Making musicians. During a discussion a few years ago with a colleague of mine at Foundations of Music, the words “making musicians” were spoken. We were teaching weekly general music concepts to kindergarten, 1st and 2nd grade classes at a school on the west side of Chicago. During a very philosophical conversation we had one day (or at least a conversation WE found to be particularly philosophical), we were examining the bigger picture of defining our work through the lens of these vibrant and energetic children. We hoped our work would plant seeds which would eventually grow into a lifelong love of music while simultaneously prompting some of their own journeys to becoming musicians.
Hopefully, you had a moment or two as a youngster in which the musical flame was lit and you discovered a passion for music - perhaps even a live experience in which you actively participated? Do you remember a specific song you sang as a child? An elementary school solo on a triangle, drum or maraca? Maybe it was a dance or other performance of some kind? I myself remember playing a medium-sized Orff wooden xylophone as accompaniment for a song titled “Harvest is the Season to Behold” at a fall/Thanksgiving assembly in 2nd grade. I remember how I held the mallets, listened for my musical cue and played. I was part of an ensemble of other instrument players and singers. I was becoming a musician, and I felt very proud.
This year through Foundations of Music I am teaching General Music once a week at Harte Elementary school in Hyde Park to pre-k through 2nd grade classes, trying to plant those same seeds and (hopefully!) memorable experiences. We sing, clap, tap, move and play drums, shaker eggs, rhythm sticks, triangles and tambourines. The music itself is the motivator and at times, I see the flame lit with these children. I see it through their active participation and facial expressions and sometimes in their requests, “Can we do that one again????” Last week a 1st grader at Harte asked if he could sing his own song for me as I was leaving his classroom. He was so motivated by music, he composed a song and sang it right then and there. He shared his composition and I felt very honored to experience this brief part of his musical journey.

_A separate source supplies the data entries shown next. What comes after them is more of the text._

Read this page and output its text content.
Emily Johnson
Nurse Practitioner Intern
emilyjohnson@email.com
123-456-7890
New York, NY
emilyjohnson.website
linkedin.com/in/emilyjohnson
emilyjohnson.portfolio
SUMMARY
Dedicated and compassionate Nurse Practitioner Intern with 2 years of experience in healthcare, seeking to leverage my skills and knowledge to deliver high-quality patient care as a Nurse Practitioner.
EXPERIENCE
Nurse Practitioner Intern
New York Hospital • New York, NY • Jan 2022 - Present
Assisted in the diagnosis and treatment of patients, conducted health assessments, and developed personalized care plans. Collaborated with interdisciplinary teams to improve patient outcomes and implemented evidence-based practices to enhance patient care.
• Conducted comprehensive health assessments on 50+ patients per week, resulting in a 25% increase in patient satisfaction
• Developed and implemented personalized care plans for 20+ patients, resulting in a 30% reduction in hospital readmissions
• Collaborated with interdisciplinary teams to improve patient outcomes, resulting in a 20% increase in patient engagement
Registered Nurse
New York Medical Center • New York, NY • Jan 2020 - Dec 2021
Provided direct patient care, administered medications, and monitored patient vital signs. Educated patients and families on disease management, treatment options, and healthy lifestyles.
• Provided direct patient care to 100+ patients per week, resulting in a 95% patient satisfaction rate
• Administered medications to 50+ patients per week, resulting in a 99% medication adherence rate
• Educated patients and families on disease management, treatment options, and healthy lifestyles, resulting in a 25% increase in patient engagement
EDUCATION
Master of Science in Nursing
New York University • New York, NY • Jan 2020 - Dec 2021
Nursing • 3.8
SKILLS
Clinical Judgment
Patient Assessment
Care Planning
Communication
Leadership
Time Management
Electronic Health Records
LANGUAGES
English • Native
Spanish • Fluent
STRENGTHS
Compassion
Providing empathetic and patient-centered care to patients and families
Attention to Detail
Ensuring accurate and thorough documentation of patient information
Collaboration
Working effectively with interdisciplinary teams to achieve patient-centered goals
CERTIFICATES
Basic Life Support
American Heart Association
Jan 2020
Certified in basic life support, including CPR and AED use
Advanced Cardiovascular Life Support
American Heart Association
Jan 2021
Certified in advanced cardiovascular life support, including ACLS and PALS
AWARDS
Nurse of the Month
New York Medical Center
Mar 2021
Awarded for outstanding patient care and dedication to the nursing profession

Music consists of sounds and silences created in an endless number of ways. These kids are listening, watching and becoming aware of it all - they are comprehending and recognizing rhythms, note values, dynamics and rests. They are expressing themselves through high, low, fast, slow, loud. and soft sounds. Music is one of the 8 intelligences in the famous developmental psychologist Howard Gardner’s theory of multiple intelligences. It is described as "sensitivity to rhythm, pitch, meter, tone, melody or timbre." We all have some of that intelligence, that inner “music child” in us and we automatically tap into it every so often, whether we realize it or not.
I have the honor of being part of the process of “making musicians” at Harte Elementary each week and it is a privilege. I am proud to be a part of it and I look forward to the remainder of the 2018-19 school year with them.